Compartilhar faz parte da caminhada cristã. A expressão máxima da importância desse gesto encontramos na celebração da Ceia, quando compartilhamos o pão e o vinho. Muitos acham que a Ceia resume-se à ingestão desses elementos, mas não é verdade: a beleza do memorial do sacrifício de Cristo está no fato de que o fazemos em comunidade, no meio do grupo, o que demonstra um sentimento de coletividade, de corpo. Membros de um corpo precisam estar conectados, senão o que temos é uma aberração, um corpo desmembrado. Assim, a Ceia é muito mais do que ingerir pão e vinho: é fazê-lo de modo compartilhado.

compartilhar 2O evangelho nos manda compartilhar o tempo todo, mas sempre de modo voluntário. Jesus elogiou a senhora que compartilhou suas poucas moedinhas com o templo. A descrição da Igreja primitiva mostra como seus membros compartilhavam de coração tudo o que tinham: “Da multidão dos que creram, uma era a mente e um o coração. Ninguém considerava unicamente sua coisa alguma que possuísse, mas compartilhavam tudo o que tinham” (At 4.32). Quando Ananias e Safira mentem ao Espírito Santo no compartilhar daquilo que venderam, seu senso de “obrigação” é considerado pecado e acaba provocando a morte de ambos. Ao escrever aos cristãos de Roma, Paulo revela uma disposição voluntária de espírito ao dizer: “Anseio vê-los, a fim de compartilhar com vocês algum dom espiritual, para fortalecê-los” (Rm 1.11). Já aos crentes de Corinto, o apóstolo mostra-se esperançoso de que eles compartilhem de seu sentimento (repare que ele não impõe, mas anseia, o que demonstra que ele espera uma atitude espontânea): “Estava confiante em que todos vocês compartilhariam da minha alegria” (2Co 2.3). Mais do que tudo, compartilhar é um gesto de generosidade e, por definição, generosidade é algo que ocorre sem obrigações: “Por meio dessa prova de serviço ministerial, outros louvarão a Deus pela obediência que acompanha a confissão que vocês fazem do evangelho de Cristo e pela generosidade de vocês em compartilhar seus bens com eles e com todos os outros” (2Co 9.13).

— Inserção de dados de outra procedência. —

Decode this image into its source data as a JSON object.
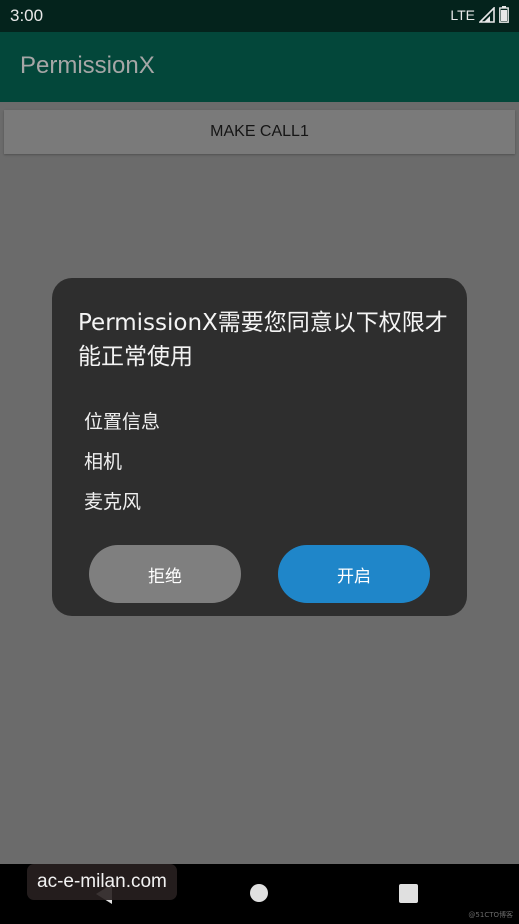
{
  "status_bar": {
    "time": "3:00",
    "network": "LTE"
  },
  "app_bar": {
    "title": "PermissionX"
  },
  "main": {
    "make_call_label": "MAKE CALL1"
  },
  "dialog": {
    "title": "PermissionX需要您同意以下权限才能正常使用",
    "permissions": [
      "位置信息",
      "相机",
      "麦克风"
    ],
    "deny_label": "拒绝",
    "allow_label": "开启"
  },
  "overlay": {
    "watermark": "ac-e-milan.com",
    "corner_mark": "@51CTO博客"
  },
  "colors": {
    "status_bar": "#04231c",
    "app_bar": "#03473a",
    "scrim": "#6b6b6b",
    "dialog": "#2e2e2e",
    "deny_button": "#7f7f7f",
    "allow_button": "#1f86c9"
  },
  "icons": [
    "signal-icon",
    "battery-icon",
    "back-icon",
    "home-icon",
    "recents-icon"
  ]
}
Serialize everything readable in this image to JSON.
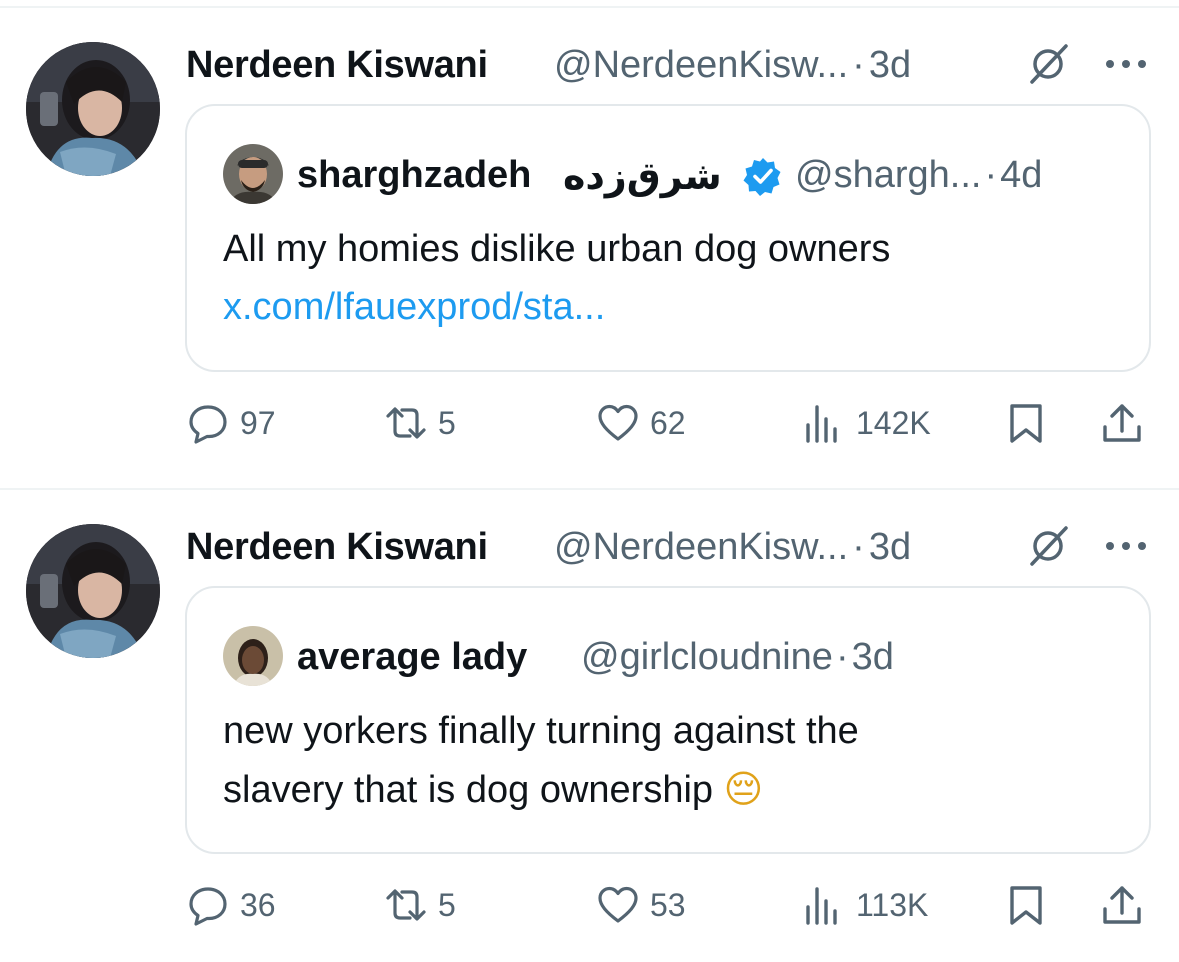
{
  "tweets": [
    {
      "author_name": "Nerdeen Kiswani",
      "author_handle": "@NerdeenKisw...",
      "separator": "·",
      "time": "3d",
      "quote": {
        "name": "sharghzadeh",
        "name_rtl": "شرق‌زده",
        "verified": true,
        "handle": "@shargh...",
        "separator": "·",
        "time": "4d",
        "text_lines": [
          "All my homies dislike urban dog owners"
        ],
        "link": "x.com/lfauexprod/sta..."
      },
      "stats": {
        "replies": "97",
        "reposts": "5",
        "likes": "62",
        "views": "142K"
      }
    },
    {
      "author_name": "Nerdeen Kiswani",
      "author_handle": "@NerdeenKisw...",
      "separator": "·",
      "time": "3d",
      "quote": {
        "name": "average lady",
        "handle": "@girlcloudnine",
        "separator": "·",
        "time": "3d",
        "text_lines": [
          "new yorkers finally turning against the",
          "slavery that is dog ownership"
        ],
        "emoji": "😔"
      },
      "stats": {
        "replies": "36",
        "reposts": "5",
        "likes": "53",
        "views": "113K"
      }
    }
  ],
  "icons": {
    "reply": "reply-icon",
    "repost": "repost-icon",
    "like": "heart-icon",
    "views": "views-icon",
    "bookmark": "bookmark-icon",
    "share": "share-icon",
    "grok": "grok-icon",
    "more": "more-icon",
    "verified": "verified-badge-icon"
  },
  "colors": {
    "text": "#0f1419",
    "secondary": "#536471",
    "link": "#1d9bf0",
    "verified": "#1d9bf0",
    "border": "#e3e8eb"
  }
}
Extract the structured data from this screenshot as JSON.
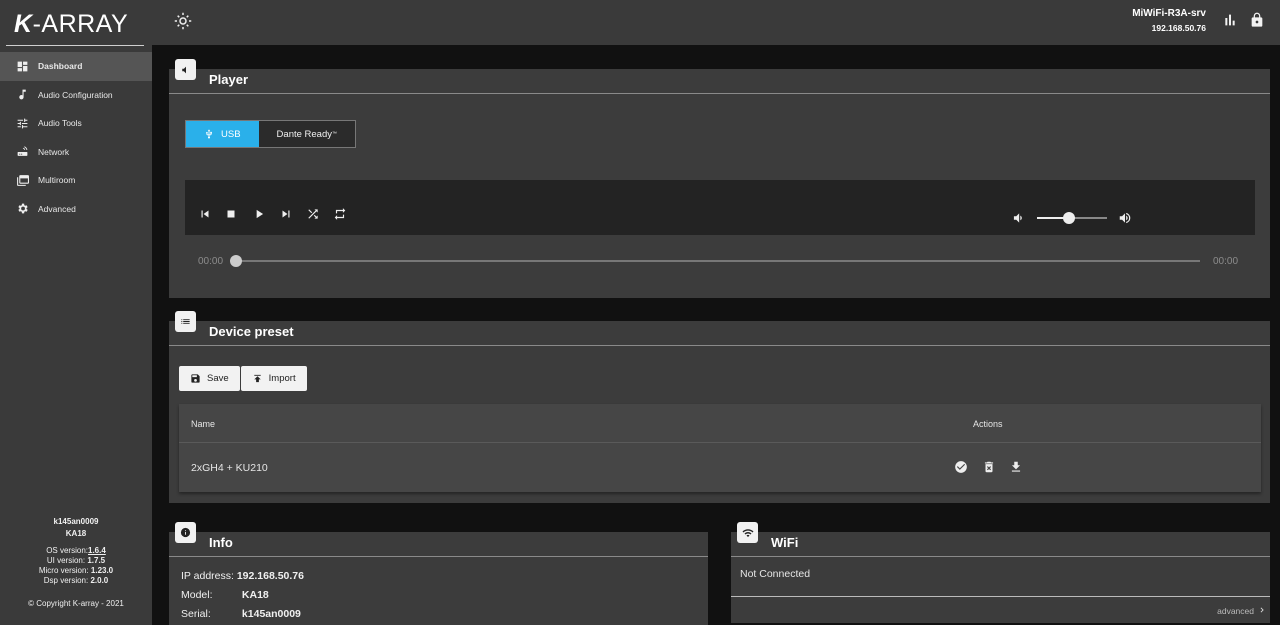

Devemos compartilhar. O quê? Tudo o que for possível. Compartilhar nossos bens com os que têm menos, compartilhar nossas alegrias com quem conosco se alegra, compartilhar nossas tristezas em busca de consolo, compartilhar o evangelho por amor aos perdidos, compartilhar nosso tempo com quem precisa de nós, compartilhar nossos momentos com o Deus que gosta de conversar conosco, compartilhar esperança com os abatidos, compartilhar a paz que temos com os atribulados. Cristo compartilhou a vida eterna conosco, é importante lembrarmos. Mas tudo isso deve ter como única motivação um coração generoso e uma disposição voluntária. Eu ousaria parafrasear a famosa passagem de João 3.16-17 e apresentá-la de uma outra perspectiva, dizendo que Deus tanto amou o mundo que compartilhou com esse mesmo mundo seu Filho Unigênito, para que todo o que nele crer não pereça, mas tenha a vida eterna. Pois Deus compartilhou seu Filho com o mundo, não para condenar o mundo, mas para que este fosse salvo por meio dele.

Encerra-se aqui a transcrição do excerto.